Sandro Perri è un musicista e produttore canadese, dalle ovvie origini italiane. Ex membro dei Great Lake Swimmers, produce musica da 20 anni sotto diversi moniker ma questo è solo il terzo album dove utilizza il suo nome anagrafico. Riprendendo elementi dei suoi progetti più sperimentali (Off World, Polmo Polpo), realizza qui un album di folk intimista infettato di elettronica, costruito su due sole idee. Il lato A è occupato per intero dalla traccia descritta sopra, quasi un lungo poema in versi che ha bisogno di spazio per respirare e trovare la sua compiutezza. Il lato B contiene invece un secondo brano, dalla durata più convenzionale ma inciso in tre versioni differenti: la prima dello stesso Perri, la seconda reinterpretata da Andrè Ethier (The Deadly Snakes) e la terza affidata a Dan Bejar (Destroyer). “Everybody’s Paris” sembra il contraltare terreno del mondo utopico descritto nel lato A, la città  di tutti da sempre pronta a fare da palcoscenico per i sogni più impossibili, che siano realizzati o infranti. La versione di Perri inizia con una filastrocca per bambini e prosegue su atmosfere sognanti, un lento risveglio sui boulevard. Ethier firma la versione migliore delle tre, mantenendo la struttura armonica di base ma riscrivendo il testo e rinunciando all’elettronica: la voce da crooner, una bellissima melodia di flauto, percussioni africane, una passeggiata primaverile tra azioni quotidiane e grandi aspettative. Bejar chiude il sipario dipingendo una Parigi notturna, coperta di neve, affascinante e ambigua, irresistibile e stregata.

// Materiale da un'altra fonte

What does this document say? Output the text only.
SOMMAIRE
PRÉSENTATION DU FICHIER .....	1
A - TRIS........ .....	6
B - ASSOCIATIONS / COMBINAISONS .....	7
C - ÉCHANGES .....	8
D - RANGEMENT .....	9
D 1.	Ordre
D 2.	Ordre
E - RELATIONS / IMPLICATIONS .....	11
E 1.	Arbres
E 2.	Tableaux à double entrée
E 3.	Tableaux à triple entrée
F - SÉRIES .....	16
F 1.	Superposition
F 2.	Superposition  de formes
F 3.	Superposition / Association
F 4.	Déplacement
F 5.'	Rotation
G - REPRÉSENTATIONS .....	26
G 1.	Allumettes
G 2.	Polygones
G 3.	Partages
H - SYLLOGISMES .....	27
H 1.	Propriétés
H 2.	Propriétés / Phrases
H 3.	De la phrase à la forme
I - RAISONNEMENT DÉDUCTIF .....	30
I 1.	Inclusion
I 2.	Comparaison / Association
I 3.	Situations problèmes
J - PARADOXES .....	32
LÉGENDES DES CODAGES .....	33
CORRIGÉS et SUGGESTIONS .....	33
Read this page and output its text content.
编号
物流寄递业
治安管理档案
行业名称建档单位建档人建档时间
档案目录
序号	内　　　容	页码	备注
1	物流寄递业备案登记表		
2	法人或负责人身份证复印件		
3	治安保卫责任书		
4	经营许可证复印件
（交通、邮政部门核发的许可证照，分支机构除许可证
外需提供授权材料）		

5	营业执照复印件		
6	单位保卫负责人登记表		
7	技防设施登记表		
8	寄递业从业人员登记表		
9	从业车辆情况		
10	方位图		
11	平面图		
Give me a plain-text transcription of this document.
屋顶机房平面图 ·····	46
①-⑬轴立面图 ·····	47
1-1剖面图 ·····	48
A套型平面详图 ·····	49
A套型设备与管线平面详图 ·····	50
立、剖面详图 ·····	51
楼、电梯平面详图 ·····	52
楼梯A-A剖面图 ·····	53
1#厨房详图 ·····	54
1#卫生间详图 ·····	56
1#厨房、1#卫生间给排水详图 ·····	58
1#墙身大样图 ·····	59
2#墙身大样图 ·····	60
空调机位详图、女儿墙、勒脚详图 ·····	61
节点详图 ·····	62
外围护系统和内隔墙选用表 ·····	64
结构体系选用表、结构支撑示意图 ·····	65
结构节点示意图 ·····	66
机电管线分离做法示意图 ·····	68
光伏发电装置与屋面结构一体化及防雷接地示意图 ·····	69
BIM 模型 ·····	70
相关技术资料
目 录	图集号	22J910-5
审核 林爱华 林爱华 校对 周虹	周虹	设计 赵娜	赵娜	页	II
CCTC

“In Another Life” è un disco che si pone un obiettivo utopico non solo nel soggetto ma anche nella forma, stirando il formato canzone fino ad occupare tempi incongrui eppure facendoli suonare perfettamente naturali. è un esercizio e un invito a superare i limiti che diamo per scontati, partendo da cose minime, due innamorati che si tengono per mano, fino a quelle massime, un mondo più giusto e sereno. Come recita il primissimo verso, “lasciami entrare in questo sogno impossibile”.